01 May 2016

Broken Life

Warning: Christian-ese ahead.

This morning at church, just before the sermon, the thought suddenly came to me out of nowhere -- did God have to strip everything out of me so there was space for Him to fill me up with grace? Did God have to break me to get inside me? He's done that before, though not quite at the level of the past year and a half. I keep saying I want to touch people. And I know (at least cognitively) that only happens when God is in me. Is that what He was trying to do? It darn near backfired. I didn't speak to Him for over a year. I still barely speak to Him.

The sermon had nothing to do with this train of thought, but right at the end of the service, during communion, one of the interns talked about Jesus breaking the bread and saying 'This is My body, broken for you.' And he talked about what this means if we're living our lives like Christ -- it means being broken before God and the people He loves. All using some of the same words I had thought earlier. It was almost creepy.
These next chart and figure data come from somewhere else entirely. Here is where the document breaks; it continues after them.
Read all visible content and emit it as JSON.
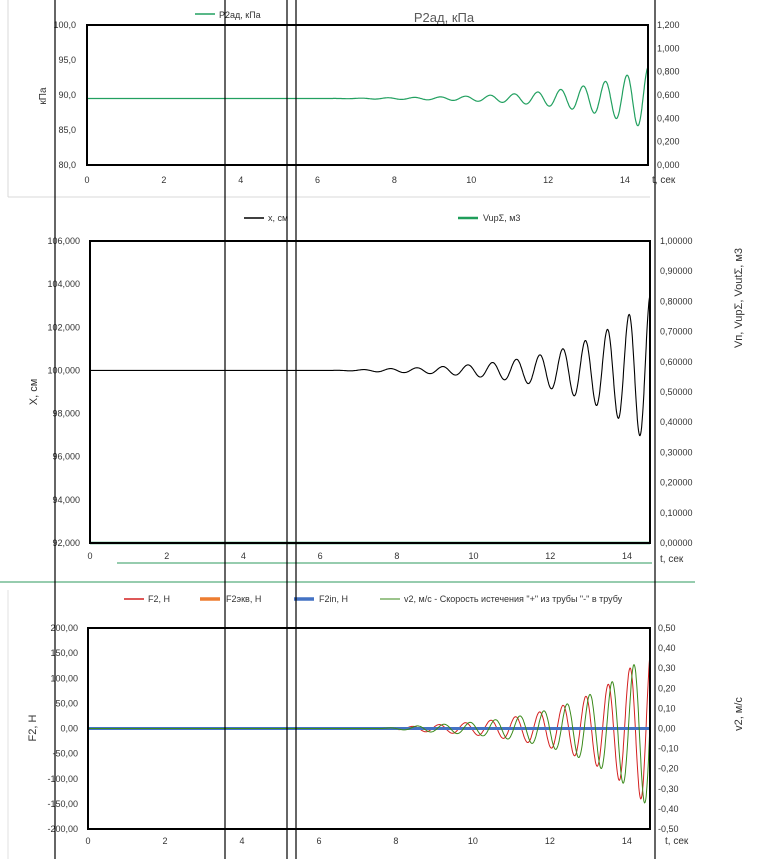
{
  "colors": {
    "frame": "#000000",
    "grid_line": "#000000",
    "p2": "#22a060",
    "x": "#000000",
    "vup": "#1f9e5a",
    "f2": "#d42020",
    "f2ekv": "#ed7d31",
    "f2in": "#4472c4",
    "v2": "#3a8a1a",
    "divider": "#2e9a5c",
    "tick": "#333333"
  },
  "chart_data": [
    {
      "type": "line",
      "title": "P2ад, кПа",
      "xlabel": "t, сек",
      "ylabel": "кПа",
      "xlim": [
        0,
        14.6
      ],
      "ylim": [
        80,
        100
      ],
      "y2lim": [
        0,
        1.2
      ],
      "x_ticks": [
        "0",
        "2",
        "4",
        "6",
        "8",
        "10",
        "12",
        "14"
      ],
      "y_ticks": [
        "80,0",
        "85,0",
        "90,0",
        "95,0",
        "100,0"
      ],
      "y2_ticks": [
        "0,000",
        "0,200",
        "0,400",
        "0,600",
        "0,800",
        "1,000",
        "1,200"
      ],
      "legend": "top-left",
      "series": [
        {
          "name": "P2ад, кПа",
          "baseline": 89.5,
          "start_t": 6.2,
          "growth": 0.55,
          "amp_end": 4.5,
          "period_start": 0.75,
          "period_end": 0.55
        }
      ]
    },
    {
      "type": "line",
      "xlabel": "t, сек",
      "ylabel": "X, см",
      "y2label": "Vп, VupΣ, VoutΣ, м3",
      "xlim": [
        0,
        14.6
      ],
      "ylim": [
        92,
        106
      ],
      "y2lim": [
        0,
        1
      ],
      "x_ticks": [
        "0",
        "2",
        "4",
        "6",
        "8",
        "10",
        "12",
        "14"
      ],
      "y_ticks": [
        "92,000",
        "94,000",
        "96,000",
        "98,000",
        "100,000",
        "102,000",
        "104,000",
        "106,000"
      ],
      "y2_ticks": [
        "0,00000",
        "0,10000",
        "0,20000",
        "0,30000",
        "0,40000",
        "0,50000",
        "0,60000",
        "0,70000",
        "0,80000",
        "0,90000",
        "1,00000"
      ],
      "legend": "top",
      "series": [
        {
          "name": "x, см",
          "baseline": 100,
          "start_t": 6.2,
          "growth": 0.55,
          "amp_end": 3.5,
          "period_start": 0.75,
          "period_end": 0.55
        },
        {
          "name": "VupΣ, м3",
          "constant": 0
        }
      ]
    },
    {
      "type": "line",
      "xlabel": "t, сек",
      "ylabel": "F2, Н",
      "y2label": "v2, м/с",
      "xlim": [
        0,
        14.6
      ],
      "ylim": [
        -200,
        200
      ],
      "y2lim": [
        -0.5,
        0.5
      ],
      "x_ticks": [
        "0",
        "2",
        "4",
        "6",
        "8",
        "10",
        "12",
        "14"
      ],
      "y_ticks": [
        "-200,00",
        "-150,00",
        "-100,00",
        "-50,00",
        "0,00",
        "50,00",
        "100,00",
        "150,00",
        "200,00"
      ],
      "y2_ticks": [
        "-0,50",
        "-0,40",
        "-0,30",
        "-0,20",
        "-0,10",
        "0,00",
        "0,10",
        "0,20",
        "0,30",
        "0,40",
        "0,50"
      ],
      "legend": "top",
      "series": [
        {
          "name": "F2, Н",
          "baseline": 0,
          "start_t": 7.5,
          "growth": 0.55,
          "amp_end": 160,
          "period_start": 0.75,
          "period_end": 0.55
        },
        {
          "name": "F2экв, Н",
          "constant": 0
        },
        {
          "name": "F2in, Н",
          "constant": 0
        },
        {
          "name": "v2, м/с - Скорость истечения \"+\" из трубы \"-\" в трубу",
          "baseline": 0,
          "start_t": 7.5,
          "growth": 0.55,
          "amp_end": 0.4,
          "period_start": 0.75,
          "period_end": 0.55,
          "phase_lag": 0.18
        }
      ]
    }
  ]
}
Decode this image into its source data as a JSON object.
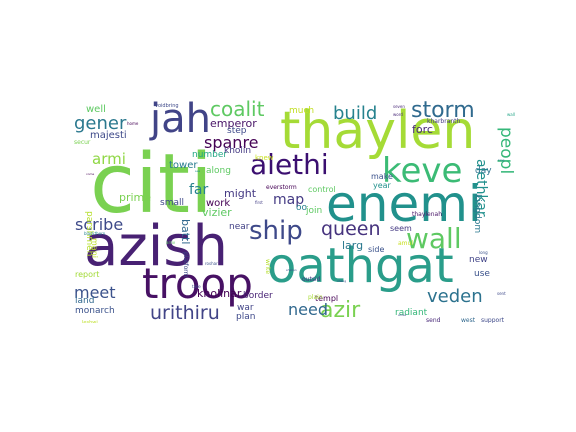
{
  "words": [
    {
      "text": "citi",
      "color": "#7ad151"
    },
    {
      "text": "azish",
      "color": "#482173"
    },
    {
      "text": "thaylen",
      "color": "#a5db36"
    },
    {
      "text": "enemi",
      "color": "#21918c"
    },
    {
      "text": "oathgat",
      "color": "#2a9d8a"
    },
    {
      "text": "troop",
      "color": "#471164"
    },
    {
      "text": "jah",
      "color": "#414487"
    },
    {
      "text": "keve",
      "color": "#3bbb75"
    },
    {
      "text": "alethi",
      "color": "#3b0f70"
    },
    {
      "text": "wall",
      "color": "#5ec962"
    },
    {
      "text": "ship",
      "color": "#3e4989"
    },
    {
      "text": "azir",
      "color": "#7ad151"
    },
    {
      "text": "veden",
      "color": "#2c728e"
    },
    {
      "text": "queen",
      "color": "#46337e"
    },
    {
      "text": "storm",
      "color": "#306a8e"
    },
    {
      "text": "coalit",
      "color": "#5ec962"
    },
    {
      "text": "urithiru",
      "color": "#414487"
    },
    {
      "text": "build",
      "color": "#26828e"
    },
    {
      "text": "spanre",
      "color": "#440154"
    },
    {
      "text": "scribe",
      "color": "#3e4a89"
    },
    {
      "text": "gener",
      "color": "#2a788e"
    },
    {
      "text": "meet",
      "color": "#3b528b"
    },
    {
      "text": "need",
      "color": "#31688e"
    },
    {
      "text": "map",
      "color": "#443a83"
    },
    {
      "text": "armi",
      "color": "#8fd744"
    },
    {
      "text": "peopl",
      "color": "#35b779"
    },
    {
      "text": "alethkar",
      "color": "#21908d"
    },
    {
      "text": "emperor",
      "color": "#481467"
    },
    {
      "text": "kholinar",
      "color": "#440154"
    },
    {
      "text": "forc",
      "color": "#482979"
    },
    {
      "text": "far",
      "color": "#26828e"
    },
    {
      "text": "might",
      "color": "#443983"
    },
    {
      "text": "larg",
      "color": "#2a788e"
    },
    {
      "text": "majesti",
      "color": "#3e4989"
    },
    {
      "text": "battl",
      "color": "#31688e"
    },
    {
      "text": "vizier",
      "color": "#5ec962"
    },
    {
      "text": "prime",
      "color": "#7ad151"
    },
    {
      "text": "work",
      "color": "#440154"
    },
    {
      "text": "tower",
      "color": "#287c8e"
    },
    {
      "text": "kingdom",
      "color": "#2a788e"
    },
    {
      "text": "near",
      "color": "#424186"
    },
    {
      "text": "number",
      "color": "#22a884"
    },
    {
      "text": "step",
      "color": "#3e4989"
    },
    {
      "text": "kholin",
      "color": "#443983"
    },
    {
      "text": "oo",
      "color": "#277f8e"
    },
    {
      "text": "join",
      "color": "#5ec962"
    },
    {
      "text": "monarch",
      "color": "#3b528b"
    },
    {
      "text": "radiant",
      "color": "#35b779"
    },
    {
      "text": "well",
      "color": "#5ec962"
    },
    {
      "text": "much",
      "color": "#c2df23"
    },
    {
      "text": "land",
      "color": "#31688e"
    },
    {
      "text": "report",
      "color": "#a2da37"
    },
    {
      "text": "mani",
      "color": "#bddf26"
    },
    {
      "text": "parshmen",
      "color": "#b5de2b"
    },
    {
      "text": "small",
      "color": "#3f4889"
    },
    {
      "text": "along",
      "color": "#5ec962"
    },
    {
      "text": "war",
      "color": "#414487"
    },
    {
      "text": "plan",
      "color": "#3e4989"
    },
    {
      "text": "use",
      "color": "#3b528b"
    },
    {
      "text": "new",
      "color": "#404387"
    },
    {
      "text": "day",
      "color": "#2c718e"
    },
    {
      "text": "border",
      "color": "#482475"
    },
    {
      "text": "templ",
      "color": "#440154"
    },
    {
      "text": "side",
      "color": "#3b528b"
    },
    {
      "text": "seem",
      "color": "#443983"
    },
    {
      "text": "make",
      "color": "#3b528b"
    },
    {
      "text": "year",
      "color": "#21918c"
    },
    {
      "text": "control",
      "color": "#5ec962"
    },
    {
      "text": "everstorm",
      "color": "#440154"
    },
    {
      "text": "kharbranth",
      "color": "#443a83"
    },
    {
      "text": "thaylenah",
      "color": "#481467"
    },
    {
      "text": "knew",
      "color": "#c8e020"
    },
    {
      "text": "write",
      "color": "#b5de2b"
    },
    {
      "text": "outsid",
      "color": "#443983"
    },
    {
      "text": "platform",
      "color": "#3e4989"
    },
    {
      "text": "secur",
      "color": "#7ad151"
    },
    {
      "text": "amul",
      "color": "#c8e020"
    },
    {
      "text": "plain",
      "color": "#a8db34"
    },
    {
      "text": "send",
      "color": "#482878"
    },
    {
      "text": "west",
      "color": "#31688e"
    },
    {
      "text": "support",
      "color": "#3e4989"
    },
    {
      "text": "voidbring",
      "color": "#3e4989"
    },
    {
      "text": "seven",
      "color": "#482878"
    },
    {
      "text": "word",
      "color": "#482878"
    },
    {
      "text": "wall",
      "color": "#20a386"
    },
    {
      "text": "long",
      "color": "#3b528b"
    },
    {
      "text": "sent",
      "color": "#3e4989"
    },
    {
      "text": "leshwi",
      "color": "#bddf26"
    },
    {
      "text": "first",
      "color": "#433e85"
    },
    {
      "text": "arriv",
      "color": "#5ec962"
    },
    {
      "text": "roshar",
      "color": "#3b528b"
    },
    {
      "text": "blackthorn",
      "color": "#25848e"
    },
    {
      "text": "home",
      "color": "#440154"
    },
    {
      "text": "take",
      "color": "#3e4989"
    },
    {
      "text": "shallan",
      "color": "#3b528b"
    },
    {
      "text": "chang",
      "color": "#3e4989"
    },
    {
      "text": "see",
      "color": "#21918c"
    },
    {
      "text": "come",
      "color": "#440154"
    },
    {
      "text": "king",
      "color": "#2a788e"
    },
    {
      "text": "amaz",
      "color": "#3e4989"
    }
  ]
}
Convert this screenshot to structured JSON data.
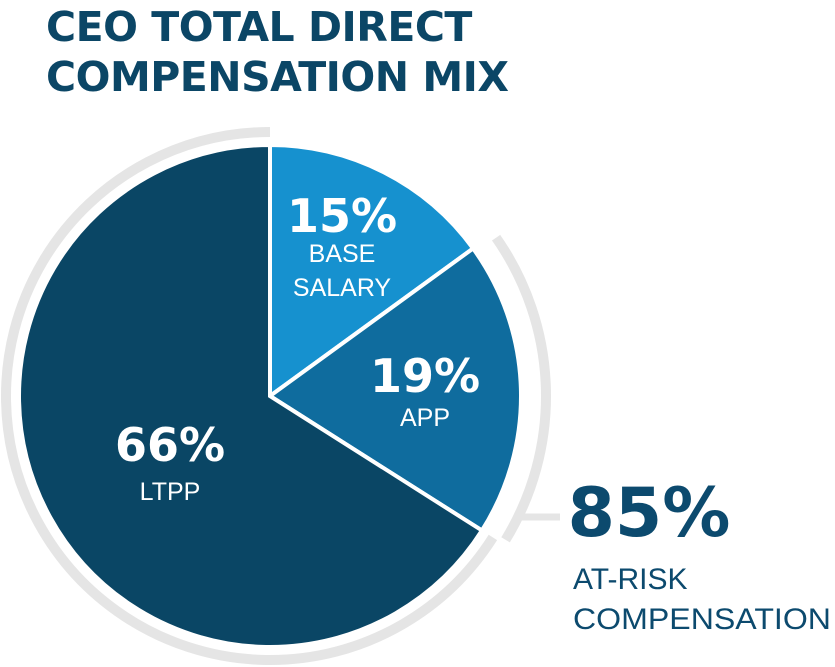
{
  "title_lines": [
    "CEO TOTAL DIRECT",
    "COMPENSATION MIX"
  ],
  "colors": {
    "title": "#0b4666",
    "ring": "#e5e5e5",
    "separator": "#ffffff",
    "at_risk_text": "#0c4a6e",
    "slice_text": "#ffffff"
  },
  "chart_data": {
    "type": "pie",
    "title": "CEO TOTAL DIRECT COMPENSATION MIX",
    "start": "12 o'clock, clockwise",
    "slices": [
      {
        "value": 15,
        "pct_label": "15%",
        "label_lines": [
          "BASE",
          "SALARY"
        ],
        "color": "#1691cf"
      },
      {
        "value": 19,
        "pct_label": "19%",
        "label_lines": [
          "APP"
        ],
        "color": "#0f6c9e"
      },
      {
        "value": 66,
        "pct_label": "66%",
        "label_lines": [
          "LTPP"
        ],
        "color": "#0a4665"
      }
    ],
    "annotation": {
      "value": 85,
      "pct_label": "85%",
      "label_lines": [
        "AT-RISK",
        "COMPENSATION"
      ],
      "covers": [
        "APP",
        "LTPP"
      ]
    }
  }
}
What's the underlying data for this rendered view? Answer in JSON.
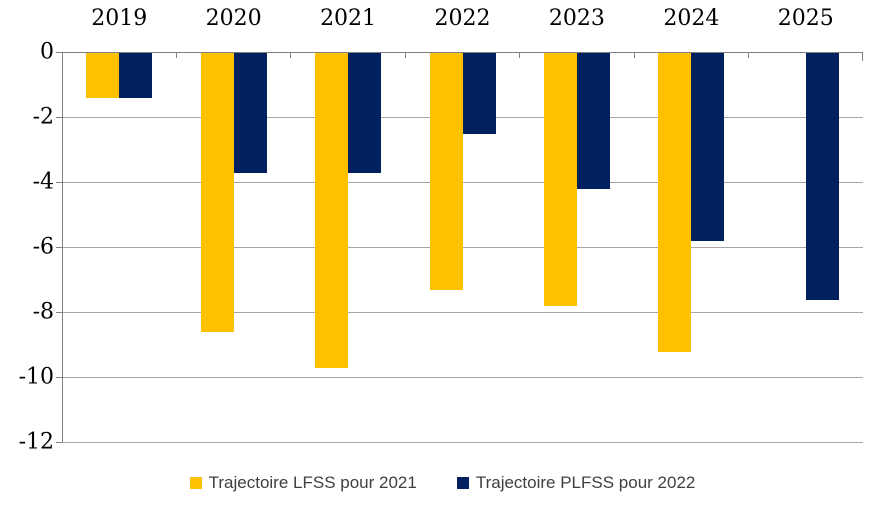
{
  "chart_data": {
    "type": "bar",
    "categories": [
      "2019",
      "2020",
      "2021",
      "2022",
      "2023",
      "2024",
      "2025"
    ],
    "series": [
      {
        "name": "Trajectoire LFSS pour 2021",
        "color": "#FFC000",
        "values": [
          -1.4,
          -8.6,
          -9.7,
          -7.3,
          -7.8,
          -9.2,
          null
        ]
      },
      {
        "name": "Trajectoire PLFSS pour 2022",
        "color": "#002060",
        "values": [
          -1.4,
          -3.7,
          -3.7,
          -2.5,
          -4.2,
          -5.8,
          -7.6
        ]
      }
    ],
    "title": "",
    "xlabel": "",
    "ylabel": "",
    "ylim": [
      -12,
      0
    ],
    "yticks": [
      0,
      -2,
      -4,
      -6,
      -8,
      -10,
      -12
    ],
    "ytick_labels": [
      "0",
      "-2",
      "-4",
      "-6",
      "-8",
      "-10",
      "-12"
    ],
    "grid": true,
    "legend_position": "bottom",
    "colors": {
      "gridline": "#a6a6a6",
      "axis": "#808080",
      "label_text": "#000000",
      "legend_text": "#404040",
      "background": "#ffffff"
    }
  }
}
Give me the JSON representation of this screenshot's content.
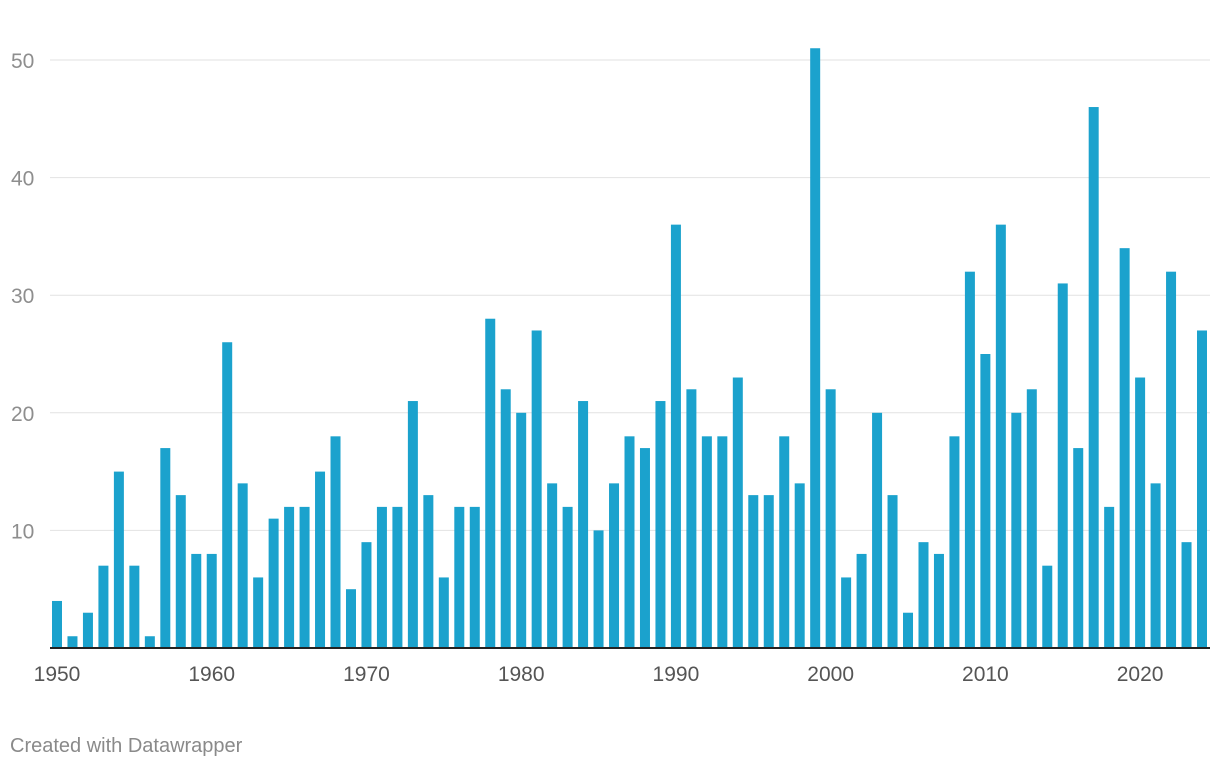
{
  "chart_data": {
    "type": "bar",
    "title": "",
    "xlabel": "",
    "ylabel": "",
    "x": [
      1950,
      1951,
      1952,
      1953,
      1954,
      1955,
      1956,
      1957,
      1958,
      1959,
      1960,
      1961,
      1962,
      1963,
      1964,
      1965,
      1966,
      1967,
      1968,
      1969,
      1970,
      1971,
      1972,
      1973,
      1974,
      1975,
      1976,
      1977,
      1978,
      1979,
      1980,
      1981,
      1982,
      1983,
      1984,
      1985,
      1986,
      1987,
      1988,
      1989,
      1990,
      1991,
      1992,
      1993,
      1994,
      1995,
      1996,
      1997,
      1998,
      1999,
      2000,
      2001,
      2002,
      2003,
      2004,
      2005,
      2006,
      2007,
      2008,
      2009,
      2010,
      2011,
      2012,
      2013,
      2014,
      2015,
      2016,
      2017,
      2018,
      2019,
      2020,
      2021,
      2022,
      2023,
      2024
    ],
    "values": [
      4,
      1,
      3,
      7,
      15,
      7,
      1,
      17,
      13,
      8,
      8,
      26,
      14,
      6,
      11,
      12,
      12,
      15,
      18,
      5,
      9,
      12,
      12,
      21,
      13,
      6,
      12,
      12,
      28,
      22,
      20,
      27,
      14,
      12,
      21,
      10,
      14,
      18,
      17,
      21,
      36,
      22,
      18,
      18,
      23,
      13,
      13,
      18,
      14,
      51,
      22,
      6,
      8,
      20,
      13,
      3,
      9,
      8,
      18,
      32,
      25,
      36,
      20,
      22,
      7,
      31,
      17,
      46,
      12,
      34,
      23,
      14,
      32,
      9,
      27
    ],
    "ylim": [
      0,
      54
    ],
    "y_ticks": [
      "10",
      "20",
      "30",
      "40",
      "50"
    ],
    "x_ticks": [
      "1950",
      "1960",
      "1970",
      "1980",
      "1990",
      "2000",
      "2010",
      "2020"
    ],
    "grid": true,
    "colors": {
      "bar": "#1ba2cd",
      "grid": "#e2e2e2",
      "axis": "#222222",
      "tick_text": "#8e8e8e",
      "x_tick_text": "#555555"
    }
  },
  "footer": {
    "credit": "Created with Datawrapper"
  }
}
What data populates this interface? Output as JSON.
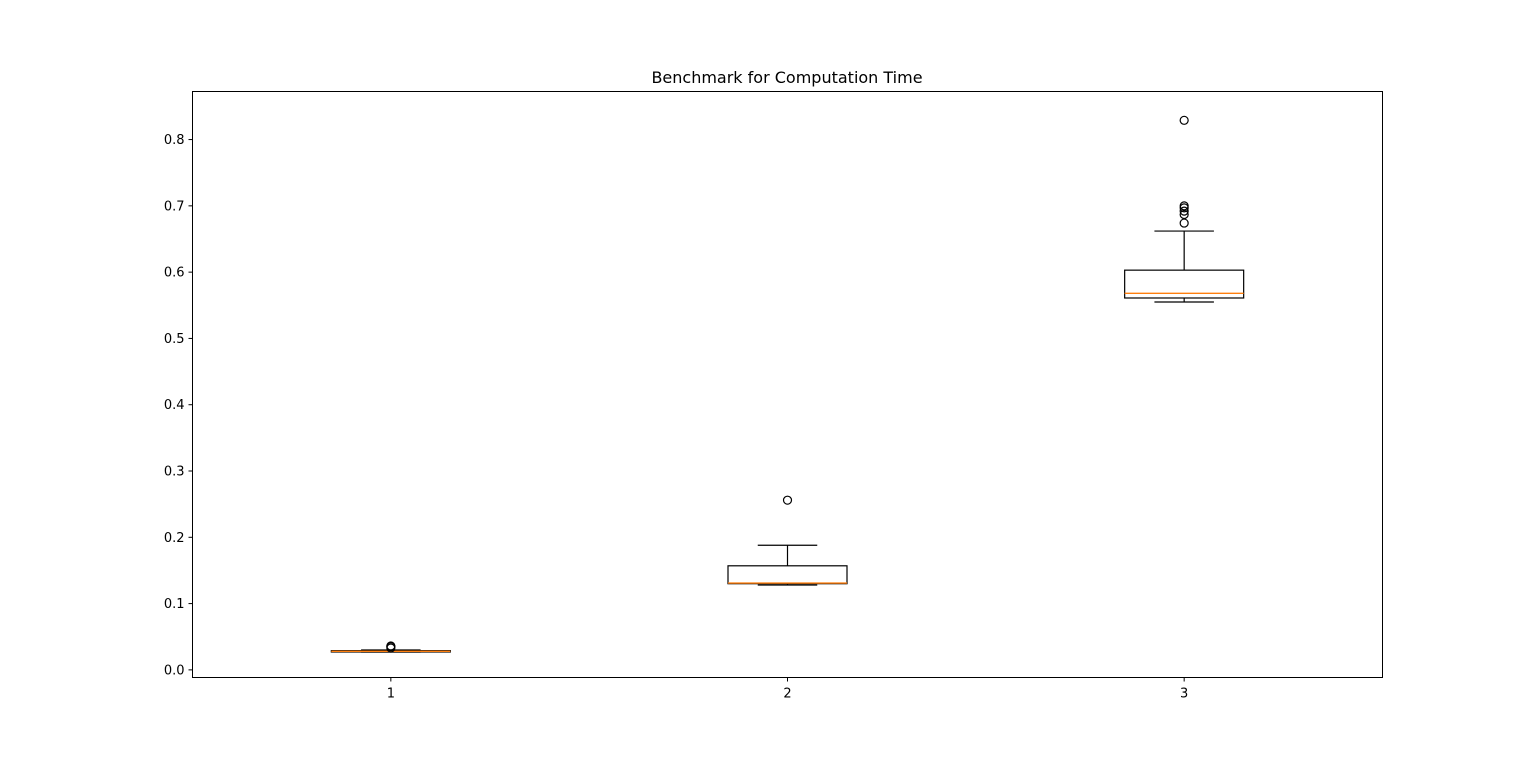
{
  "chart_data": {
    "type": "boxplot",
    "title": "Benchmark for Computation Time",
    "xlabel": "",
    "ylabel": "",
    "categories": [
      "1",
      "2",
      "3"
    ],
    "ylim": [
      -0.0115,
      0.8725
    ],
    "yticks": [
      0.0,
      0.1,
      0.2,
      0.3,
      0.4,
      0.5,
      0.6,
      0.7,
      0.8
    ],
    "ytick_labels": [
      "0.0",
      "0.1",
      "0.2",
      "0.3",
      "0.4",
      "0.5",
      "0.6",
      "0.7",
      "0.8"
    ],
    "grid": false,
    "legend": "none",
    "colors": {
      "box": "#000000",
      "median": "#ff7f0e",
      "flier": "#000000"
    },
    "boxes": [
      {
        "label": "1",
        "whisker_low": 0.027,
        "q1": 0.027,
        "median": 0.028,
        "q3": 0.029,
        "whisker_high": 0.03,
        "fliers": [
          0.033,
          0.035,
          0.036
        ]
      },
      {
        "label": "2",
        "whisker_low": 0.128,
        "q1": 0.13,
        "median": 0.131,
        "q3": 0.157,
        "whisker_high": 0.188,
        "fliers": [
          0.256
        ]
      },
      {
        "label": "3",
        "whisker_low": 0.555,
        "q1": 0.561,
        "median": 0.568,
        "q3": 0.603,
        "whisker_high": 0.662,
        "fliers": [
          0.674,
          0.687,
          0.692,
          0.697,
          0.7,
          0.829
        ]
      }
    ]
  }
}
But things snapped into focus, if only for a moment: I've been trying to figure out my life, trying to get my proverbial ducks in a row (or at least get them in the same pond), trying to be perfect so I can be loved. And suddenly there was a paradigm shift. This is what the apostle Paul meant when he said "I boast in my infirmities." We live our lives unashamedly broken. We are broken and almost proud of it. We know are loved and this is why we are okay with being broken. We as Christians tend to try so hard to be salt and light and we wonder how we can best do that and suddenly I realised this is how. By being okay with being imperfect, being comfortable in our own skin. People in general are out to fix themselves, improve themselves, get that facelift and keep up with fashion at all costs... but we're not. It doesn't drive us. This is how we are different. That's all it takes. We try so hard to force being different while being sort of the same (in a knockoff kind of way) but forcing an improvement program for our own brokenness is counter-productive.

I've broken myself for this dance dream, for the love of other people -- anybody and everybody. But have I broken myself for Jesus and the people He loves?